04. Captain Hollywood Project – More and More (1992) : la plus dark
Les noirs dans l’eurodance sont toujours synonymes de noirceur, d’un regard sombre et mutique sur la société qui se prépare, empli d’un doute certain, désabusé. Sur un ton robotique, notre Captain nous parle de désolation, et arpente les rues de New York comme l’Inspecteur Harry, prêt à sortir son zgueg pour tirer sur l’amour. C’est la déshérence des villes individualistes, le règne de l’argent dans des villes en désillusion sentimentale, des cités où les dieux ont déguerpi. More and More est un hymne critique vis-à-vis du « toujours plus »…

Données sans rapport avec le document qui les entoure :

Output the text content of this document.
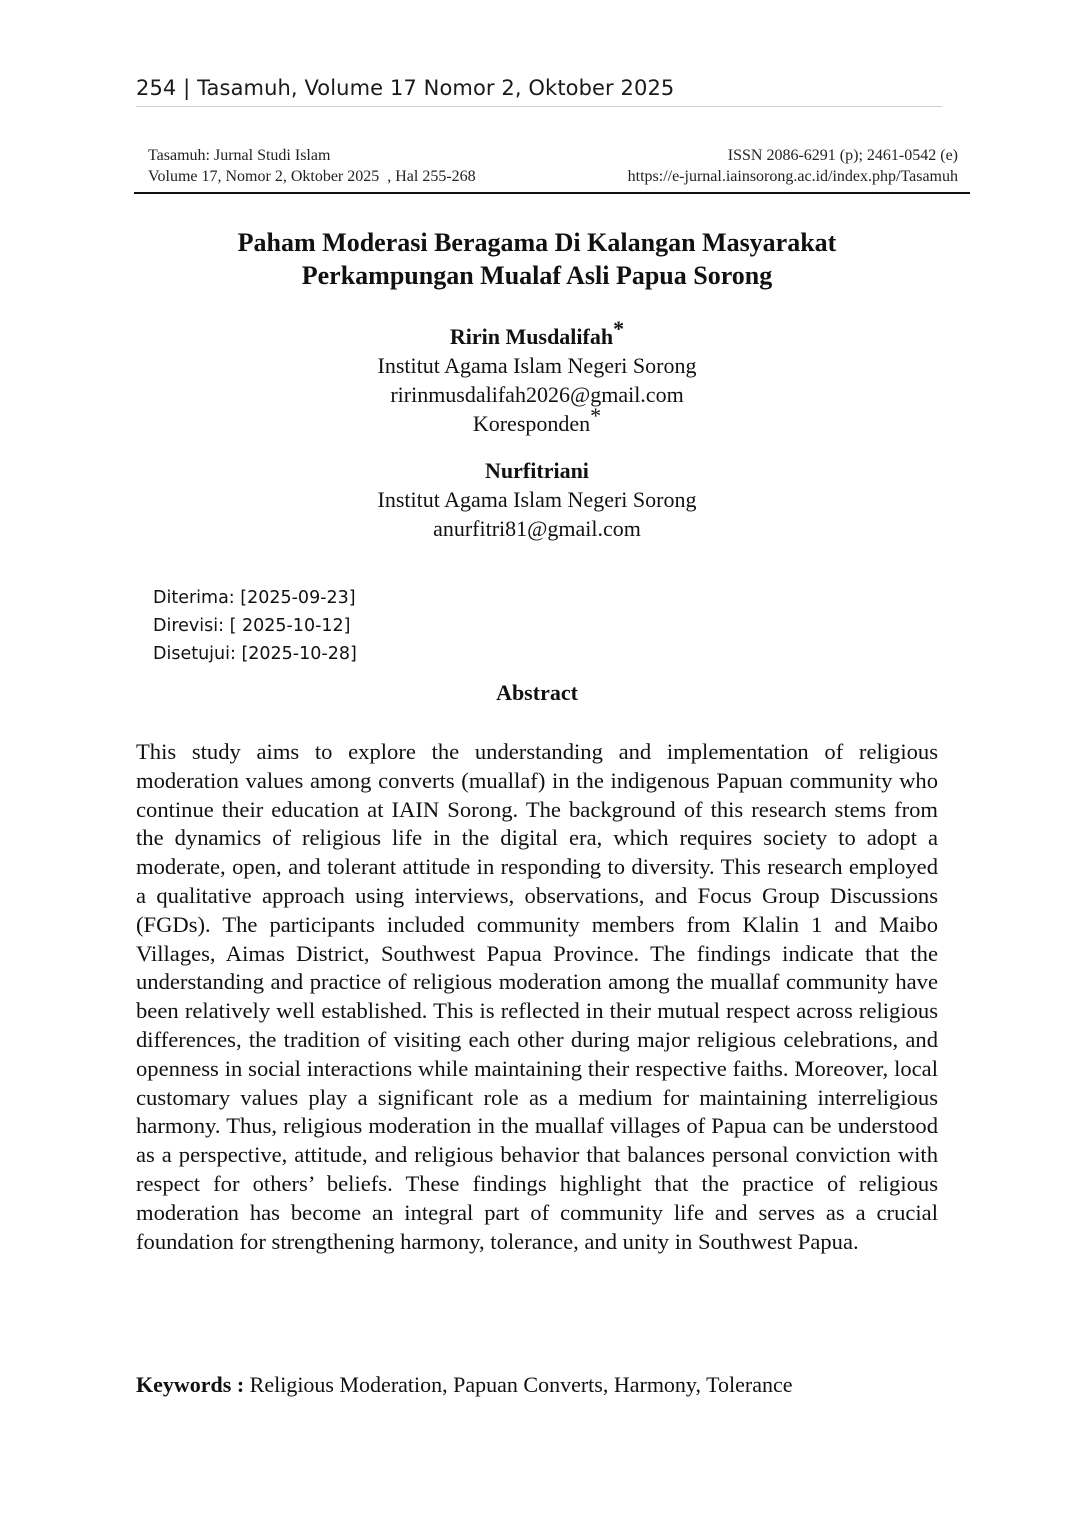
254 | Tasamuh, Volume 17 Nomor 2, Oktober 2025
Tasamuh: Jurnal Studi Islam	ISSN 2086-6291 (p); 2461-0542 (e)
Volume 17, Nomor 2, Oktober 2025  , Hal 255-268	https://e-jurnal.iainsorong.ac.id/index.php/Tasamuh
Paham Moderasi Beragama Di Kalangan Masyarakat
Perkampungan Mualaf Asli Papua Sorong
Ririn Musdalifah*
Institut Agama Islam Negeri Sorong
ririnmusdalifah2026@gmail.com
Koresponden*
Nurfitriani
Institut Agama Islam Negeri Sorong
anurfitri81@gmail.com
Diterima: [2025-09-23]
Direvisi: [ 2025-10-12]
Disetujui: [2025-10-28]
Abstract
This study aims to explore the understanding and implementation of religious moderation values among converts (muallaf) in the indigenous Papuan community who continue their education at IAIN Sorong. The background of this research stems from the dynamics of religious life in the digital era, which requires society to adopt a moderate, open, and tolerant attitude in responding to diversity. This research employed a qualitative approach using interviews, observations, and Focus Group Discussions (FGDs). The participants included community members from Klalin 1 and Maibo Villages, Aimas District, Southwest Papua Province. The findings indicate that the understanding and practice of religious moderation among the muallaf community have been relatively well established. This is reflected in their mutual respect across religious differences, the tradition of visiting each other during major religious celebrations, and openness in social interactions while maintaining their respective faiths. Moreover, local customary values play a significant role as a medium for maintaining interreligious harmony. Thus, religious moderation in the muallaf villages of Papua can be understood as a perspective, attitude, and religious behavior that balances personal conviction with respect for others’ beliefs. These findings highlight that the practice of religious moderation has become an integral part of community life and serves as a crucial foundation for strengthening harmony, tolerance, and unity in Southwest Papua.
Keywords : Religious Moderation, Papuan Converts, Harmony, Tolerance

05. Alice Deejay – Better Off Alone (1999) : la plus solitaire
Alice Deejay est plus qu’une DJ et danseuse hors-pair. C’est une sociologue, comme en témoigne le titre, du monde qui affleurait. Assorti de deux clips différents, celui sans Alice (la version anglaise) dénonce en images les solitudes du monde qui se prépare, la misère affective et les déserts mentaux des grandes métropoles. Le célibat consenti, en somme. Morceau emblématique de l’eurodance de boîte de nuit (donc triste), c’est ce morceau qui convie l’espace de quelques minutes les âmes en peine à danser sur celle-ci.
06. B.B.E. – Seven Days and One Week (1996) : la plus neurasthénique
Au revoir les joyeuseries ! Bonjour la dépression! Seven Days and One Week est un titre d’eurodance inquiet. B.B.E. savent que cette euphorie est un masque, qui cache un bien grand mal. Celui de l’individualisme. Dans le clip, une sirène mannequin asiatique, dénudée, erre dans un New York où les cadres costume-cravate et les jeunes ont les yeux rivés sur leurs pompes (et pas encore sur leur portable), accaparés par leur petit moi. Un cri désespéré sur des beats trépidants de solitude urbaine. Les lundis ressemblent aux samedis, les semaines aux mois. Nous voici au portail d’une nouvelle ère où le temps se dilue en pixels. Aucun mot, et pourtant : tout est dit.
07. Faithless – Insomnia (1995) : la plus « nuit blanche »
Tout espoir pour retrouver le sommeil est perdu. Avec ce monument de l’eurodance, les lumières stroboscopiques se mettent à tournoyer de l’œil. Dans sa première partie, le morceau est d’une angoisse totale, comme on traverse des quartiers malfamés, sous un ciel brumeux plombant, avec quelques heures de sommeil au compteur. Alors que dans sa seconde partie, les beats se défoulent à gogo, dans une harmonie qui marqua tellement de ravers que le titre fût de multiples fois remixé ou réinterprété. Insomnia devint un hymne de la scène électro pendant 25 ans. Au jour d’aujourd’hui, il l’est toujours. Entre deep house (son début) et trance (sa fin), son chanteur, allure de sidéen assez inquiétante, nous enfonce dans un trou noir dont on ne verra… jamais le bout du jour.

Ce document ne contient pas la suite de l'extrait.